For years, the manner in which law firms have held their leasehold real estate has followed a well-established route – the lease went into the names of a small number or, depending upon the size of the firm, all of the partners of the firm. The legal estate was vested in the first four named, with guarantees usually being given by the other equity partners. The property-holding partners would hold the lease on trust for the other partners in the firm under the terms of the part-nership agreement.

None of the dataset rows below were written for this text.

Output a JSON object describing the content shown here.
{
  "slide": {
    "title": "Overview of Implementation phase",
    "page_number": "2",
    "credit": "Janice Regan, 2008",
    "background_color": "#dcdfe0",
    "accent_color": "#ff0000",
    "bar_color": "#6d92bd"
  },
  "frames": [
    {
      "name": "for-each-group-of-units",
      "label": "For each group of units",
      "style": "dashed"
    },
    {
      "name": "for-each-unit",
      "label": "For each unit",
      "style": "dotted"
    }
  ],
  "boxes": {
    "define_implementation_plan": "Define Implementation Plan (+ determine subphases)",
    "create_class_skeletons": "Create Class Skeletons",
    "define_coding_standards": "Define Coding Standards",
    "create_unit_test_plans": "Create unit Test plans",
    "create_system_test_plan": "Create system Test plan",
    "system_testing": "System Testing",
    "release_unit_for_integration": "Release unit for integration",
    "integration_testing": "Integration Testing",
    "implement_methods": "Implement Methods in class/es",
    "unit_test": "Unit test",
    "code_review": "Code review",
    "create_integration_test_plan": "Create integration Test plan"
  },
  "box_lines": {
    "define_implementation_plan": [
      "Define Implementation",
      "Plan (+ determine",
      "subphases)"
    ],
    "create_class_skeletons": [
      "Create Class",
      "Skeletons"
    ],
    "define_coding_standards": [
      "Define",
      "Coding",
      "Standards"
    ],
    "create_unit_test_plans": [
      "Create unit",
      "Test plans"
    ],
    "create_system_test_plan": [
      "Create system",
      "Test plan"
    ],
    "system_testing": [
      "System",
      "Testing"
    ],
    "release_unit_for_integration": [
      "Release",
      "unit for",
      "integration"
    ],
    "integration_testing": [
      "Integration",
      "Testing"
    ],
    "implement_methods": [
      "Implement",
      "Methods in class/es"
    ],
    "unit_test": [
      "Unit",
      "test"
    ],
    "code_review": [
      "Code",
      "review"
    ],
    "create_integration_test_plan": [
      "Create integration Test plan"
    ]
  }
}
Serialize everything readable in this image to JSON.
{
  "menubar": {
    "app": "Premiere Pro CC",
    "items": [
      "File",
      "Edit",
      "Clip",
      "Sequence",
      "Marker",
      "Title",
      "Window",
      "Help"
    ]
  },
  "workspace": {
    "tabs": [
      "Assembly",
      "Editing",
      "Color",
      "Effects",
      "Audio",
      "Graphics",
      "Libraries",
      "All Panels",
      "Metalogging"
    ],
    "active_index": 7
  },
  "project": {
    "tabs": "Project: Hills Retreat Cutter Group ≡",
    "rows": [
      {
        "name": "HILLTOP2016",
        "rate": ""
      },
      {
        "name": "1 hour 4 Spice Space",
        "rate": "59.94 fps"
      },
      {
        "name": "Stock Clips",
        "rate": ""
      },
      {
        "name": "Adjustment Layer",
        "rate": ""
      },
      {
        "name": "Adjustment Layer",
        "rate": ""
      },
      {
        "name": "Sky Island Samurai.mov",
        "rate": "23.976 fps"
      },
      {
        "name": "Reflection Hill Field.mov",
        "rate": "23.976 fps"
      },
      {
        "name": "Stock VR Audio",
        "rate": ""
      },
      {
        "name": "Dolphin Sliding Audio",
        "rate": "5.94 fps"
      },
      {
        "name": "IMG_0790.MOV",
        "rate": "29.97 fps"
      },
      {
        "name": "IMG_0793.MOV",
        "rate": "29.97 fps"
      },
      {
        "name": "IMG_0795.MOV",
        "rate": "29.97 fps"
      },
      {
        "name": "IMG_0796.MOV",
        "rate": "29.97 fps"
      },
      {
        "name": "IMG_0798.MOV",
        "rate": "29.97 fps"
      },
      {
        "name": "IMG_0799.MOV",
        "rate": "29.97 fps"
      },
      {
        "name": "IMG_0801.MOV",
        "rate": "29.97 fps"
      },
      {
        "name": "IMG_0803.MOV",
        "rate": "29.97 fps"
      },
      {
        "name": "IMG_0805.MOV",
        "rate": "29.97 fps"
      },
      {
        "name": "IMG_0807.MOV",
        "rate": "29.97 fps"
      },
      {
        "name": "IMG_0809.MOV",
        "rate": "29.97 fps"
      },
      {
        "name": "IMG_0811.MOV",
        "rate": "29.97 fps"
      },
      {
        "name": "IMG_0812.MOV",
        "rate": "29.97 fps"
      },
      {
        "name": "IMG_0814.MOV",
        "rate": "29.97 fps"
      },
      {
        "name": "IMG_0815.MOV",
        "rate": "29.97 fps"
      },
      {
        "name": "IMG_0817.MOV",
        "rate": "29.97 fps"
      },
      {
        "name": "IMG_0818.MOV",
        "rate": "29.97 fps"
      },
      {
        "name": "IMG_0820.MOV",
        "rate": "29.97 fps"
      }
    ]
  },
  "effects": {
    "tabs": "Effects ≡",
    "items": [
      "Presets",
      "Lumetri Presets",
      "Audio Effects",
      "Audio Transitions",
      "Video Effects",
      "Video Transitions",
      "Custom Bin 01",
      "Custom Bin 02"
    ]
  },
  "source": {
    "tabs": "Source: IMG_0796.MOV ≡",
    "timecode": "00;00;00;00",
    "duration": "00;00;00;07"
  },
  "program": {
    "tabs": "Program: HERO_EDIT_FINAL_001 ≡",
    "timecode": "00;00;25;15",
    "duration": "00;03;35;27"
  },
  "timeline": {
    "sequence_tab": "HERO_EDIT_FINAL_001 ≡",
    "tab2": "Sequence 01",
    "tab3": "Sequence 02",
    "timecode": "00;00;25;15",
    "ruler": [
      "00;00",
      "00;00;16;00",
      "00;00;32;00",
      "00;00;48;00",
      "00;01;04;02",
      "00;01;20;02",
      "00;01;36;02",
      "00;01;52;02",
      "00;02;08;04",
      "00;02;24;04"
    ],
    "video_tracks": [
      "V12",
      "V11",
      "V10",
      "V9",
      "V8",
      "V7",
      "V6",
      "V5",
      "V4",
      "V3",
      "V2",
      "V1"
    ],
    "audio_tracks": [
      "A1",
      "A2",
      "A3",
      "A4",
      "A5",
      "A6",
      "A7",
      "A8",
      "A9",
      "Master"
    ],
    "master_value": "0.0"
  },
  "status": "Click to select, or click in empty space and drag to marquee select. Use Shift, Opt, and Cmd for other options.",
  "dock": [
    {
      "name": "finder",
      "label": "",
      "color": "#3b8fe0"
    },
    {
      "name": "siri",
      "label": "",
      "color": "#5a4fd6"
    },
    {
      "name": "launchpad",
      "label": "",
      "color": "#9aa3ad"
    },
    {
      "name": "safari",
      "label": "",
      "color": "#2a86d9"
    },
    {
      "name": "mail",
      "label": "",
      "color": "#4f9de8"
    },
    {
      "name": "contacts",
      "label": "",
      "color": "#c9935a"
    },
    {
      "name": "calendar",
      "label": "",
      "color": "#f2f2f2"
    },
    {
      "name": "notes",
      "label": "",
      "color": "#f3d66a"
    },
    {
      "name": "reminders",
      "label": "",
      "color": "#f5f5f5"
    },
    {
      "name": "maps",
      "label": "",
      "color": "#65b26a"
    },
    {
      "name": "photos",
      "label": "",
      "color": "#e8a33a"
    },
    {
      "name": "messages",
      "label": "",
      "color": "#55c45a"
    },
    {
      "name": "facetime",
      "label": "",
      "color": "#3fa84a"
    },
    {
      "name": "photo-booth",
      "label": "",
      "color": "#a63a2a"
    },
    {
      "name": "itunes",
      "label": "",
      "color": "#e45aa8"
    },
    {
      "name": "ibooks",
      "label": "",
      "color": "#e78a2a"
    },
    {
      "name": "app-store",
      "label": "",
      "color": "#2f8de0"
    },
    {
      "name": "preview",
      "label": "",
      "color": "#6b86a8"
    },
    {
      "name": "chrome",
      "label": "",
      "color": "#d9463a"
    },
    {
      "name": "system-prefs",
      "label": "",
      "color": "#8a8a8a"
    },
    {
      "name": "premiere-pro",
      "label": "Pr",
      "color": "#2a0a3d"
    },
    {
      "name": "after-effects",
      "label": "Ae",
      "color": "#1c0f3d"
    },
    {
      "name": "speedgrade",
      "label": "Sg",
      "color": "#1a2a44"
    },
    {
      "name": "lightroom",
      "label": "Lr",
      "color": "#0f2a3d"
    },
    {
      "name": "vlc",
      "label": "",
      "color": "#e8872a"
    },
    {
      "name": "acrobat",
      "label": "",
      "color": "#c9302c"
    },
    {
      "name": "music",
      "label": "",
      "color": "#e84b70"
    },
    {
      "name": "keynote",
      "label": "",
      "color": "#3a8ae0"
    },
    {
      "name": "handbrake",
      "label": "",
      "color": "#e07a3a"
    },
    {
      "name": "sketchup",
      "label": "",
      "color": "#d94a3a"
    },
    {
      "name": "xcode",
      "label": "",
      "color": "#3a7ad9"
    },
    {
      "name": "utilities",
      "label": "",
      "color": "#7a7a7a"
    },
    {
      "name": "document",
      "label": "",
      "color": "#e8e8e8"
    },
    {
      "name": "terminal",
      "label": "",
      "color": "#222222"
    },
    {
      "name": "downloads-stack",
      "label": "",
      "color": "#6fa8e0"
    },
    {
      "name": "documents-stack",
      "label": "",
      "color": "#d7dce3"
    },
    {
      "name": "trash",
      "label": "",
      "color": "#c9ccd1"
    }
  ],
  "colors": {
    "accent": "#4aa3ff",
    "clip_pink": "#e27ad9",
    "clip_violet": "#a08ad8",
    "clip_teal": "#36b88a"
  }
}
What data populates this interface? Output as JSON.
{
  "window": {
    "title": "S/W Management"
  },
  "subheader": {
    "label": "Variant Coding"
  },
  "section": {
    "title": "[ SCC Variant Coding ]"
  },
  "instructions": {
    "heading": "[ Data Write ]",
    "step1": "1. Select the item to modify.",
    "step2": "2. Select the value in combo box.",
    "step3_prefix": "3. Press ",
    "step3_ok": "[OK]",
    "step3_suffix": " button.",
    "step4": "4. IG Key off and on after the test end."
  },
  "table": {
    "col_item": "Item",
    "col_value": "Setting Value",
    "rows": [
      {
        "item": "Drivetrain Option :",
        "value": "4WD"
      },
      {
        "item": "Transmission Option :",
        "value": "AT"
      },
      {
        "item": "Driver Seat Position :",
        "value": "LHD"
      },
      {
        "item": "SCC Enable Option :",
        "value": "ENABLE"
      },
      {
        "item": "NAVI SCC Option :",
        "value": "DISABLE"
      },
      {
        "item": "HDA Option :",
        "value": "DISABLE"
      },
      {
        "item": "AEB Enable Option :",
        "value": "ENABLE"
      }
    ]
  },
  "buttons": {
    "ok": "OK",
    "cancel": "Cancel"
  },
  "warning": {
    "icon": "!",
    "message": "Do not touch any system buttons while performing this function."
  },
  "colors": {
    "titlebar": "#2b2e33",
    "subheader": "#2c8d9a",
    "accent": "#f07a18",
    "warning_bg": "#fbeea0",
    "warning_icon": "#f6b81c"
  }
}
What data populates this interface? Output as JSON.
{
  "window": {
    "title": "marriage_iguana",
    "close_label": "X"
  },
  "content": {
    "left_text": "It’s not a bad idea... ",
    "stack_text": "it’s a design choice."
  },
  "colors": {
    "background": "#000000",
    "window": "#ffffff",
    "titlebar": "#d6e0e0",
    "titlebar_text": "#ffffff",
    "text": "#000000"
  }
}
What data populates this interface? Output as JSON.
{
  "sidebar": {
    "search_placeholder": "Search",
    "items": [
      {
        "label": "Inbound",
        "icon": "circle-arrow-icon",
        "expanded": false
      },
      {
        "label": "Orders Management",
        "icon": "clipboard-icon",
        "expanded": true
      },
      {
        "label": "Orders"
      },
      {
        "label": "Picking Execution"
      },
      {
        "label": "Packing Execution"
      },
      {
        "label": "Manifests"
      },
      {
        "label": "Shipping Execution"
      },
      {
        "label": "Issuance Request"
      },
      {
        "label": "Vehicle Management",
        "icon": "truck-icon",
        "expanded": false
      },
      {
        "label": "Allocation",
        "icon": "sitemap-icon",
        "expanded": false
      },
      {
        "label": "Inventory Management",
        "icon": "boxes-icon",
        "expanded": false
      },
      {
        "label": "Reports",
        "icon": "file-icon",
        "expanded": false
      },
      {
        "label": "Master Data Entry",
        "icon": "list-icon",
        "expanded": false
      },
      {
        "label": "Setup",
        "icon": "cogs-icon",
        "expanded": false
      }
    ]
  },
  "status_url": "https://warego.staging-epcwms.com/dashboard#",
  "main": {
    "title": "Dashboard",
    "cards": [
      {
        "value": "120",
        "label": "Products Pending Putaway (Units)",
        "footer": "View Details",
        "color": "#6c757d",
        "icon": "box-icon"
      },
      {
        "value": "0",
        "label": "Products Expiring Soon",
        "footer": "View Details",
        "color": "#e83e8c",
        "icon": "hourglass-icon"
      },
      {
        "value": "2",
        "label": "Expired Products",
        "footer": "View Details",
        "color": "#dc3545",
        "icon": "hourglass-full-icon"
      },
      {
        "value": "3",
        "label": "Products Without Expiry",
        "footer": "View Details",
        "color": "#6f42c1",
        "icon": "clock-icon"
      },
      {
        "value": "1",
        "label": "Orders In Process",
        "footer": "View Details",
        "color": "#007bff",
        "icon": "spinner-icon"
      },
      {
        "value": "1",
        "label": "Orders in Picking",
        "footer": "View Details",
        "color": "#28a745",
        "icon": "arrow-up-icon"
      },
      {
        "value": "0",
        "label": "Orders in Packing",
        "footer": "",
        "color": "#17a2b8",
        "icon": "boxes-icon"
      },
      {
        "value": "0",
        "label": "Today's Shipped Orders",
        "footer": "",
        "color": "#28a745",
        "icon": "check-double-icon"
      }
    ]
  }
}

However, over time, the larger law firms developed service companies through which various services were provided to the law firm. These services included holding the leasehold real estate, the employment of staff, contracts with third-party suppliers, and other such matters. Usually, but not always, guarantees for the obligations of the service company would then be provided by some or all of the individual partners to the well-advised landlord. The partnership agreement, assuming there is one in the relevant case, provided that the property-holding partners or the guarantee-providing partners received a counter-indemnity from the other equity partners for the liabilities that they had assumed on behalf of the firm to the landlord. The landlord, however, would have no direct recourse to the partnership itself (not being capable of suit as a legal entity in its own right) or to the other partners individually. In the event of the need to enforce the obligations on the part of the tenant, he would proceed against the property-holding partners or guaranteeing partners who, in turn, would join in their equity partner colleagues for counter-indemnity.